Let me close with the suggestion that the problem under discussion is not one of definition. You don't have to be able to define intelligence (knowledge, understanding) in order to see that people have it and today's machines don't. Nor do you need a definition to see that once you can no longer tell them apart, you will no longer have any basis for denying of one what you affirm of the other.

References

Harnad, S. (ed.) (1987) Categorical Perception: The Groundwork of Cognition. New York: Cambridge University Press.

Harnad, S. (1989) Minds, Machines and Searle. Journal of Theoretical and Experimental Artificial Intelligence 1: 5-25.

Harnad, S. (1990) The Symbol Grounding Problem. Physica D 42: 335-346.

Harnad, S. (1991) Other bodies, Other minds: A machine incarnation of an old philosophical problem.

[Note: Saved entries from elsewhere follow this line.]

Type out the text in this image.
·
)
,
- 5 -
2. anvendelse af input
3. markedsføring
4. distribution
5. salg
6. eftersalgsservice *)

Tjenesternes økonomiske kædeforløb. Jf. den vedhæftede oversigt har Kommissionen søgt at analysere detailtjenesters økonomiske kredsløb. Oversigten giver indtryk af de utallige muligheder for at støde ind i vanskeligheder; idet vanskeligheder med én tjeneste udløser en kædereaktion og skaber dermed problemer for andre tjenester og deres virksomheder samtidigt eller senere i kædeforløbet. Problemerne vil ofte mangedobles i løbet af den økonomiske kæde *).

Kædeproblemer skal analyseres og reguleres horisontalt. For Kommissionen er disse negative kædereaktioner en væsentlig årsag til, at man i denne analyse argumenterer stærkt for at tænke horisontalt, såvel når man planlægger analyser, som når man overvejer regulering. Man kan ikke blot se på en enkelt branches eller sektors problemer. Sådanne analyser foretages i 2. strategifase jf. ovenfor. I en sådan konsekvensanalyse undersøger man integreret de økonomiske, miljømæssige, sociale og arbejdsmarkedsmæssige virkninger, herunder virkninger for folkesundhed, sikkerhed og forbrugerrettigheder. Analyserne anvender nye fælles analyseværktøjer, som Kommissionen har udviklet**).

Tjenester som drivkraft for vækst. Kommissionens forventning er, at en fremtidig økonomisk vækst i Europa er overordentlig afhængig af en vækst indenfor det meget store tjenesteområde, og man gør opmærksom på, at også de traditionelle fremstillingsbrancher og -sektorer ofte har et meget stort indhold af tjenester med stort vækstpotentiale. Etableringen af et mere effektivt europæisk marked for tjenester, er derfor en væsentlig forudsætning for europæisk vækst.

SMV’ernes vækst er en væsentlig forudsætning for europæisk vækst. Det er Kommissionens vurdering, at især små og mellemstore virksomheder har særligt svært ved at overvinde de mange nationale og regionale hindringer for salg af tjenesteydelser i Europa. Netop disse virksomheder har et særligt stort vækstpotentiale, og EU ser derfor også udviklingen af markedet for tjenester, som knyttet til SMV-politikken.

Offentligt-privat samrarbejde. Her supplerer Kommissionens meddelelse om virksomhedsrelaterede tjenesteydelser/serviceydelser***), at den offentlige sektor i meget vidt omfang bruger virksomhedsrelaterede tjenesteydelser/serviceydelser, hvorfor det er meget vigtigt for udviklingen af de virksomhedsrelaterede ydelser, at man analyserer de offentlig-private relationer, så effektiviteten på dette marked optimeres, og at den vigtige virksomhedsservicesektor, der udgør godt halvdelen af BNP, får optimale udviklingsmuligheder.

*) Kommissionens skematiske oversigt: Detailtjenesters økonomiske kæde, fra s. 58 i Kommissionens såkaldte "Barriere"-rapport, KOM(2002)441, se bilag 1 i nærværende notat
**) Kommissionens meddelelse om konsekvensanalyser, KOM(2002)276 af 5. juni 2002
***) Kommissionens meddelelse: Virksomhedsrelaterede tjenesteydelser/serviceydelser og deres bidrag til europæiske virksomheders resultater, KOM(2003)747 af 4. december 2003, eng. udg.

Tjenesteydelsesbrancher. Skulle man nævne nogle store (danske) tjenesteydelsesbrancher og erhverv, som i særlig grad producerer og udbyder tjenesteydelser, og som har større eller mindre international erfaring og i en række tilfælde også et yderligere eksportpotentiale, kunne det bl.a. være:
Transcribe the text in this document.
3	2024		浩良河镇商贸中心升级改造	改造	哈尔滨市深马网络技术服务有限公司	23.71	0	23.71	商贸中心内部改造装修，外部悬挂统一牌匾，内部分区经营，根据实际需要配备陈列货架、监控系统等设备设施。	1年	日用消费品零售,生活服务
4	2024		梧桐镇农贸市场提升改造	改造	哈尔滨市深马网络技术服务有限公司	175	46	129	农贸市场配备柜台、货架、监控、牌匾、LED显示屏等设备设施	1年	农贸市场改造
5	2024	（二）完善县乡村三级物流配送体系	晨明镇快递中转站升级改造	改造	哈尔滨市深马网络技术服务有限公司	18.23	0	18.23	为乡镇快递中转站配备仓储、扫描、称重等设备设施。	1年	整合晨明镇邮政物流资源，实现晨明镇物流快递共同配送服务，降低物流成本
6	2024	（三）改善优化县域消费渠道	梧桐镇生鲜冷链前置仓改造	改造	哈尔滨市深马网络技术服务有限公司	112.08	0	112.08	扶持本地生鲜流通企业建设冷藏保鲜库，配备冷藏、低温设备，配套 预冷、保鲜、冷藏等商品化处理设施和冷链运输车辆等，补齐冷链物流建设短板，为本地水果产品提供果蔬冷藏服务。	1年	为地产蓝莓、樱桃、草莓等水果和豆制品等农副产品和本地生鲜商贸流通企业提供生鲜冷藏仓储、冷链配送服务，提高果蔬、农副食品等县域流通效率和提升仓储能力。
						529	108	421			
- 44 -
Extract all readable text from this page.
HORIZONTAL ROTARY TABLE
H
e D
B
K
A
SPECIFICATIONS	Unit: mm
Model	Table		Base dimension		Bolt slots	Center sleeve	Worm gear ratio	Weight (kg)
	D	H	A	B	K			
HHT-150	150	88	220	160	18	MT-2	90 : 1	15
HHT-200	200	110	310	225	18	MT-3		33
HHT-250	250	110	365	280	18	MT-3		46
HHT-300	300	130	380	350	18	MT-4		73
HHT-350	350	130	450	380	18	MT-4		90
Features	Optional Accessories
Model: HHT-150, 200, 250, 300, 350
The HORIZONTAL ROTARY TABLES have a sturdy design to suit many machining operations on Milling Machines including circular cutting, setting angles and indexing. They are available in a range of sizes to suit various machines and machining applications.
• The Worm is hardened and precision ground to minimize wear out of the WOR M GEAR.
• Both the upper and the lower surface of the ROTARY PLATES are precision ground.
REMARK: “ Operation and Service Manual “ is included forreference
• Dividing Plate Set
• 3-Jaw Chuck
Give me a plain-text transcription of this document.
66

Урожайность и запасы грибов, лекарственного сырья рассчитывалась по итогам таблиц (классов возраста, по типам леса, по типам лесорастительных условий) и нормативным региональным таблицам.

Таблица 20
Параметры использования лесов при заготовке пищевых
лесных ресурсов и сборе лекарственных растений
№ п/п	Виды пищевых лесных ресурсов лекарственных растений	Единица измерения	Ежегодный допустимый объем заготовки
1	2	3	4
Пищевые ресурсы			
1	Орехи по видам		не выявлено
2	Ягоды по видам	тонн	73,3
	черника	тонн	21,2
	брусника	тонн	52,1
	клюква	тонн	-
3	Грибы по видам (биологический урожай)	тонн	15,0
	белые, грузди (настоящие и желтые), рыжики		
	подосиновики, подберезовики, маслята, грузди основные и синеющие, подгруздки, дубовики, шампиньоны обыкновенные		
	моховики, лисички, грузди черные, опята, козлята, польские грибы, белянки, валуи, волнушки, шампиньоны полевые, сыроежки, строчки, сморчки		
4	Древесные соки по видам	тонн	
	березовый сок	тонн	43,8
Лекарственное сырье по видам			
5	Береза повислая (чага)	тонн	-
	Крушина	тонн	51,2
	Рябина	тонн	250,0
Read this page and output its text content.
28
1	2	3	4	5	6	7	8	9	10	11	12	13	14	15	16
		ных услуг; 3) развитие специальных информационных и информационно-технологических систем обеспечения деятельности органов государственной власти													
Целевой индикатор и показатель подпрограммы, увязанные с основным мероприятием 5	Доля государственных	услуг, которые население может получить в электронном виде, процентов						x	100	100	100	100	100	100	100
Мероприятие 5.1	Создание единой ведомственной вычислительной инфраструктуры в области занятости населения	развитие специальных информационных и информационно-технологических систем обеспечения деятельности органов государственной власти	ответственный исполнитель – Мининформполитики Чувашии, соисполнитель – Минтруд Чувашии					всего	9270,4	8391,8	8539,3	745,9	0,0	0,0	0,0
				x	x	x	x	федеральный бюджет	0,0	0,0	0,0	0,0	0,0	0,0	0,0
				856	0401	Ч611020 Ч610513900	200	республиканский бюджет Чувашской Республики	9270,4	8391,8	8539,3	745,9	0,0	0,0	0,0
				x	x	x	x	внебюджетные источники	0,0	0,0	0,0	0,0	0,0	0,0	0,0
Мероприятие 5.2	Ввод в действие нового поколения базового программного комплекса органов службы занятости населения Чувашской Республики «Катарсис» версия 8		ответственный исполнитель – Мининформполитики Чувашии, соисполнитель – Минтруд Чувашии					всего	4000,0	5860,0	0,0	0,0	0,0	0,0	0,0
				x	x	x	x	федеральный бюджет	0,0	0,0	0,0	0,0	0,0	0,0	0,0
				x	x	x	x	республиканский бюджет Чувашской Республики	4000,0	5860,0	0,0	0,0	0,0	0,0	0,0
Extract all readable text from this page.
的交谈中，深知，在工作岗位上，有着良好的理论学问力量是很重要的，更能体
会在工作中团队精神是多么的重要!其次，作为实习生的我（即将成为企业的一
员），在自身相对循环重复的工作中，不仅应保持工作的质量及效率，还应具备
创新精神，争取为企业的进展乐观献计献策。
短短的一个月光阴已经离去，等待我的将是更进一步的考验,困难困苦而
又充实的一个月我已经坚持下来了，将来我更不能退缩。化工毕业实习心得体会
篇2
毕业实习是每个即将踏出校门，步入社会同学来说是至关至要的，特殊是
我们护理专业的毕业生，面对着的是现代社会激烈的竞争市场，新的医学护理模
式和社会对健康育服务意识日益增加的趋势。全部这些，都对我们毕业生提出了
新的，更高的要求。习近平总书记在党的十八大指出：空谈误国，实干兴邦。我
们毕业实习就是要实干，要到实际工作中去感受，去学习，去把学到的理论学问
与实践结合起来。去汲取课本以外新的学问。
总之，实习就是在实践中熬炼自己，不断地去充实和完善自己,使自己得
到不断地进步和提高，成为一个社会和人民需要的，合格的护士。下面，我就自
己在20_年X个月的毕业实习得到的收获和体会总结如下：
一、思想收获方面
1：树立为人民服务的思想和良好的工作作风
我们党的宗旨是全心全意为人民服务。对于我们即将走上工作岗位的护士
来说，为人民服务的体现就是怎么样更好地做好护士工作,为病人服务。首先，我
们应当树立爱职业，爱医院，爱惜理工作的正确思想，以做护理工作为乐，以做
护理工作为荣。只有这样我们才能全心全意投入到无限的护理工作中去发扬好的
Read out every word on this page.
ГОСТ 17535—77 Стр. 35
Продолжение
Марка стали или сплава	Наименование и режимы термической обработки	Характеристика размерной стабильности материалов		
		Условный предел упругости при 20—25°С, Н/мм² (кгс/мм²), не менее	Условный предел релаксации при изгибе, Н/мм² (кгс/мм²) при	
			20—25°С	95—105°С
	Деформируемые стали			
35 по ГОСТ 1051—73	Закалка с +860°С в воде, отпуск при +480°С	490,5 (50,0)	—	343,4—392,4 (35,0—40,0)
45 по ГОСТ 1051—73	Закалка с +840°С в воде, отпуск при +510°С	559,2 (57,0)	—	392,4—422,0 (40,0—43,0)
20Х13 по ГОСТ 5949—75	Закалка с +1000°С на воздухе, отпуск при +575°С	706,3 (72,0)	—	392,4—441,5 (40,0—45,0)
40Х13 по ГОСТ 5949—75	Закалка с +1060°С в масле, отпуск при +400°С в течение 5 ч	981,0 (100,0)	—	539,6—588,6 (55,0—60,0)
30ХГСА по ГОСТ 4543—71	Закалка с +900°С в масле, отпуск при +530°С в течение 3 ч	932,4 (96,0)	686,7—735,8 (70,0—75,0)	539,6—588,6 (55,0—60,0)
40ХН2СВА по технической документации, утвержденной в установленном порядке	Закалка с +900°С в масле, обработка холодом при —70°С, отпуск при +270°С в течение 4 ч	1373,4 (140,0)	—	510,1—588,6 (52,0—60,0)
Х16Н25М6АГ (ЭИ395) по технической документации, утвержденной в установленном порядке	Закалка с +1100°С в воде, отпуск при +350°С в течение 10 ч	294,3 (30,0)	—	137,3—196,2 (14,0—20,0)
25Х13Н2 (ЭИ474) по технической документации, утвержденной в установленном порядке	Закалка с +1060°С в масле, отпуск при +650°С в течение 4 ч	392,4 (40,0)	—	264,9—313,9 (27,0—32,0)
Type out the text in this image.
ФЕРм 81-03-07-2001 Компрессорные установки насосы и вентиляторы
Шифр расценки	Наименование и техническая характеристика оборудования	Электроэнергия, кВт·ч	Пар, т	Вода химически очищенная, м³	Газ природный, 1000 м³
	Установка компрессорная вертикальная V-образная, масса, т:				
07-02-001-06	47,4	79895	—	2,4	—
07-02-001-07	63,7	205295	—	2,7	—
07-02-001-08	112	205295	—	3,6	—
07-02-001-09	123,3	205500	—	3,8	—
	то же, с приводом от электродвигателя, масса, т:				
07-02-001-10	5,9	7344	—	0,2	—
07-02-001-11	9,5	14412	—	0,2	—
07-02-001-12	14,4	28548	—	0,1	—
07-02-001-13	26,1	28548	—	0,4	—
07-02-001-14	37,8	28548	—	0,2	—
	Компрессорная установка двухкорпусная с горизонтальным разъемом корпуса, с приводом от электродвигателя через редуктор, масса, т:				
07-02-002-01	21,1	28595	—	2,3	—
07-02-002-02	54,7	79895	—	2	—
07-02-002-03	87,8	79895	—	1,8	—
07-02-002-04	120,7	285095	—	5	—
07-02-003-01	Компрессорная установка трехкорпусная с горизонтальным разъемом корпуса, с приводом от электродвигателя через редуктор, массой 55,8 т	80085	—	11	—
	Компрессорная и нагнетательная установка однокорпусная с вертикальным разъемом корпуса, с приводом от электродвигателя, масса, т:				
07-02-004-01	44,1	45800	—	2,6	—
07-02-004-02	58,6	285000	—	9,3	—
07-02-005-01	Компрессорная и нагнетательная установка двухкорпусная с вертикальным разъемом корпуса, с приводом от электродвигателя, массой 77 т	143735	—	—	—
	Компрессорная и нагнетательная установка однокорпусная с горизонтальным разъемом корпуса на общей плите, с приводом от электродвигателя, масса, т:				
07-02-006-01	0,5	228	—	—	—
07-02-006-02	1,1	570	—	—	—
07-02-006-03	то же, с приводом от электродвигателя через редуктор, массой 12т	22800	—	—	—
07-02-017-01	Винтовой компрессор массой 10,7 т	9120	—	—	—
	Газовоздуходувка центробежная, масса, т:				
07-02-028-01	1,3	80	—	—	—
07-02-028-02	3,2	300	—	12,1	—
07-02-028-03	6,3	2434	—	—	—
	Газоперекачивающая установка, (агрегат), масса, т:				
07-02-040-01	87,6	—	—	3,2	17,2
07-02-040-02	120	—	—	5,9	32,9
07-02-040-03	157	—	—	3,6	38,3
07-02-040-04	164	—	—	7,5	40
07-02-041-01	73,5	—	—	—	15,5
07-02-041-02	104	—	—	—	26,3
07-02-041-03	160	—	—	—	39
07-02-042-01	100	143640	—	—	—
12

Minds and Machines 1: 43-54.

Harnad, S., Hanson, S.J. & Lubin, J. (1991) Categorical Perception and the Evolution of Supervised Learning in Neural Nets. In: Working Papers of the AAAI Spring Symposium on Machine Learning of Natural Language and Ontology (DW Powers & L Reeker, Eds.) pp. 65-74. Presented at Symposium on Symbol Grounding: Problems and Practice, Stanford University, March 1991; also reprinted as Document D91-09, Deutsches Forschungszentrum fur Kuenstliche Intelligenz GmbH Kaiserslautern FRG.

Harnad, S. (1992) Connecting Object to Symbol in Modeling Cognition. In: A. Clarke and R. Lutz (Eds) Connectionism in Context Springer Verlag.

Footnote

1. In a nutshell, the symbol grounding problem can be stated as follows: Computers manipulate meaningless symbols that are systematically INTERPRETABLE as meaning something. The problem is that the interpretations are not intrinsic to the symbol manipulating system; they are made by the mind of the external interpreter (as when I interpret the letters from my TT pen-pal as meaningful messages). This leads to an infinite regress if we try to assume that what goes on in MY mind is just symbol manipulation too, because the thoughts in my mind do not mean what they mean merely because they are interpretable by someone ELSE's mind: Their meanings are intrinsic. One possible solution would be to ground the meanings of a system's symbols in the system's capacity to discriminate, identify, and manipulate the objects that the symbols are interpretable as standing for (Harnad 1987), in other words, to ground its symbolic capacities in its robotic capacities. Grounding symbol-manipulating capacities in object-manipulating capacities is not just a matter of attaching the latest transducer/effector technologies to a computer, however. Hybrid systems may need to make extensive use of analog components and perhaps also neural nets, in order to connect symbols to their objects (Harnad et al. 1991; Harnad 1992).